CA98-10-206, 1999 Ohio App. LEXIS 2116, *8 (May 10, 1999). In Lohrey, for example, the
seller was a carpenter by trade who renovated a house before selling the property to the buyers.
Id. at *2-3. The buyers argued, based on their own affidavits, that the seller had actual
knowledge of termite damage, discovered three years after the renovation and one year after the
purchase date, based on the fact the seller performed the renovation himself in the same area the
termite damage was discovered. Id. The Twelfth District held that actual knowledge must be
demonstrated and the buyers speculated as to the sellers’ knowledge because no evidence
established when the termite damage began. Id. at *8.
{¶16} In this case, Montgomery’s sole claim relies on his speculative belief that in
renovating the den, Vargo should have seen the problems with the roof. This impermissibly
presumes the roof was rotted or in need of repair at that time. There is simply no such evidence
in the record, much less evidence that Vargo was aware of the rotted roof or undertook
renovations that would have revealed the defect. Vargo did not live in the house, and only
owned it a short time while he renovated the home. The magistrate found that there was no
evidence of a visible leak at the time the house was purchased, a finding of fact not challenged.
Montgomery also had that roof inspected prior to purchasing the property, and the inspector
found the one- to two-year-old roof to be acceptable, with no patent evidence of water intrusion
or rot.
{¶17} We cannot infer actual knowledge of the rotted roof based on the evidence
presented. Wallington v. Hageman, 8th Dist. Cuyahoga No. 94763, 2010-Ohio-6181, ¶ 19, 21
(collecting cases in which a genuine issue of fact existed based on the evidence presented to
show actual knowledge of a latent defect). A seller only has a duty to disclose latent defects
within his actual knowledge. Pursuant to R.C. 5302.30(F)(1), without evidence of actual
knowledge of the latent defect, Vargo cannot be held liable for the replacement cost of the rotted
roof as a matter of law.3
{¶18} The judgment in favor of Montgomery is reversed, and judgment is entered in
favor of Vargo.
3
In a motion filed after oral argument, Montgomery sought a remand to the trial court to introduce
additional evidence in support of his claim. The trial court entered final judgment after trial in this
case. Montgomery did not file a motion for a new trial pursuant to Civ.R. 59 within the applicable
time period or a motion for relief from judgment following the standards espoused in Civ.R. 60. We
cannot remand the case to the trial court; there is no unresolved issue for the trial court’s
determination.
It is ordered that appellant recover from appellee costs herein taxed.
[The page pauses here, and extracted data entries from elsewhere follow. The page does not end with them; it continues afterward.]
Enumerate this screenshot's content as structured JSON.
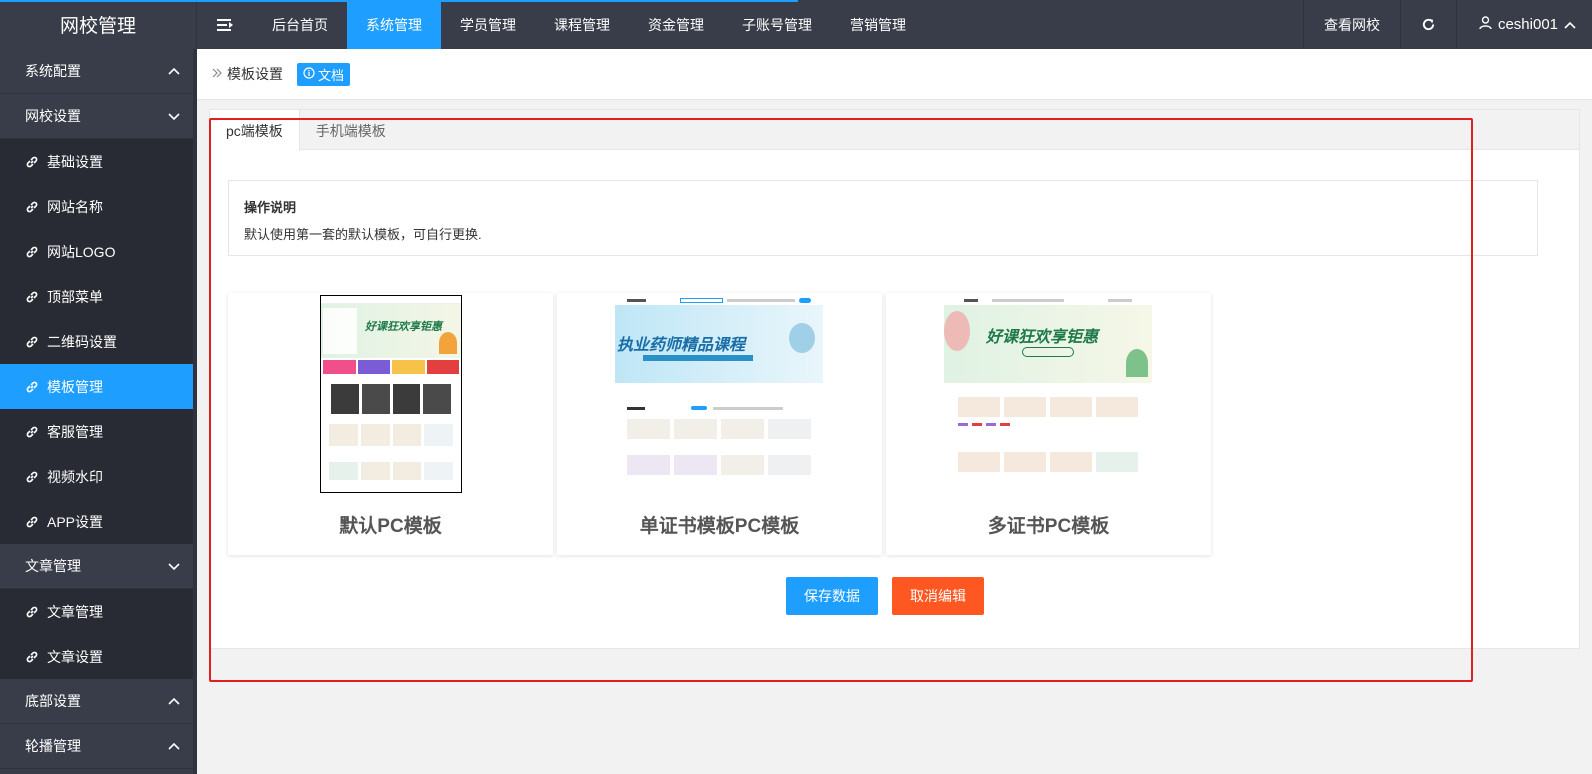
{
  "logo": "网校管理",
  "nav": [
    {
      "label": "后台首页",
      "active": false
    },
    {
      "label": "系统管理",
      "active": true
    },
    {
      "label": "学员管理",
      "active": false
    },
    {
      "label": "课程管理",
      "active": false
    },
    {
      "label": "资金管理",
      "active": false
    },
    {
      "label": "子账号管理",
      "active": false
    },
    {
      "label": "营销管理",
      "active": false
    }
  ],
  "top_right": {
    "view_site": "查看网校",
    "username": "ceshi001"
  },
  "sidebar": {
    "groups": [
      {
        "label": "系统配置",
        "expanded": false
      },
      {
        "label": "网校设置",
        "expanded": true,
        "items": [
          {
            "label": "基础设置"
          },
          {
            "label": "网站名称"
          },
          {
            "label": "网站LOGO"
          },
          {
            "label": "顶部菜单"
          },
          {
            "label": "二维码设置"
          },
          {
            "label": "模板管理",
            "active": true
          },
          {
            "label": "客服管理"
          },
          {
            "label": "视频水印"
          },
          {
            "label": "APP设置"
          }
        ]
      },
      {
        "label": "文章管理",
        "expanded": true,
        "items": [
          {
            "label": "文章管理"
          },
          {
            "label": "文章设置"
          }
        ]
      },
      {
        "label": "底部设置",
        "expanded": false
      },
      {
        "label": "轮播管理",
        "expanded": false
      }
    ]
  },
  "breadcrumb": {
    "current": "模板设置",
    "doc_badge": "文档"
  },
  "tabs": [
    {
      "label": "pc端模板",
      "active": true
    },
    {
      "label": "手机端模板",
      "active": false
    }
  ],
  "notice": {
    "title": "操作说明",
    "desc": "默认使用第一套的默认模板，可自行更换."
  },
  "templates": [
    {
      "name": "默认PC模板",
      "banner": "好课狂欢享钜惠",
      "selected": true
    },
    {
      "name": "单证书模板PC模板",
      "banner": "执业药师精品课程"
    },
    {
      "name": "多证书PC模板",
      "banner": "好课狂欢享钜惠"
    }
  ],
  "buttons": {
    "save": "保存数据",
    "cancel": "取消编辑"
  },
  "colors": {
    "accent": "#1e9fff",
    "danger": "#ff5722",
    "sidebar": "#393d49",
    "sidebar_sub": "#282b33"
  }
}
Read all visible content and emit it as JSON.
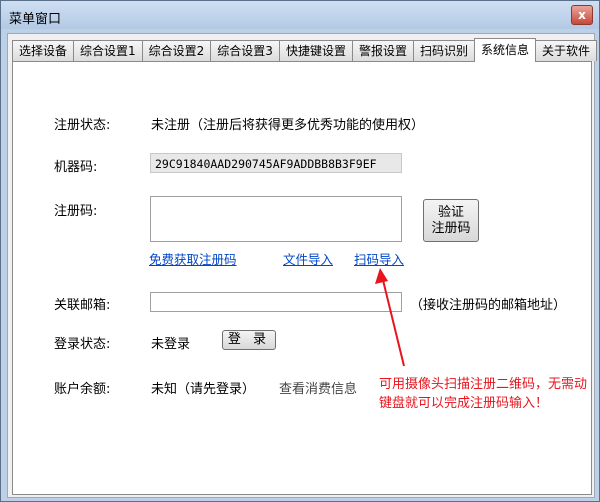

The court finds there were reasonable grounds for this appeal.
It is ordered that a special mandate be sent to the municipal court to carry this judgment
into execution.
A certified copy of this entry shall constitute the mandate pursuant to Rule 27 of the
Rules of Appellate Procedure.
SEAN C. GALLAGHER, JUDGE
FRANK D. CELEBREZZE, JR., P.J., CONCURS;
MARY EILEEN KILBANE, J., DISSENTS (WITH SEPARATE OPINION)
MARY EILEEN KILBANE, J., DISSENTING:
{¶19} I respectfully dissent. I would affirm the decision of the trial court that overruled
the objections to the magistrate’s decision and entered judgment in favor of Montgomery.
Having reviewed the record and the controlling case law, I believe that the magistrate reached a
correct and just decision in this matter when he concluded:
Testimony/evidence indicated that Defendant did remove the fireplace, but did not
disclose this on Section E of the State of Ohio Residential Property Disclosure
Form. * * * Testimony established that fireplace was removed because it was
pulling away from the house — this should have been disclosed. Plaintiff did
purchase the property in “AS IS’” condition, however, and Plaintiff’s Inspection
Report did not reveal/establish roof/ceiling leaks. Indeed no such leaks were
observed for almost 20 months after the sale.
{¶20} I would overrule the assignments of error and affirm.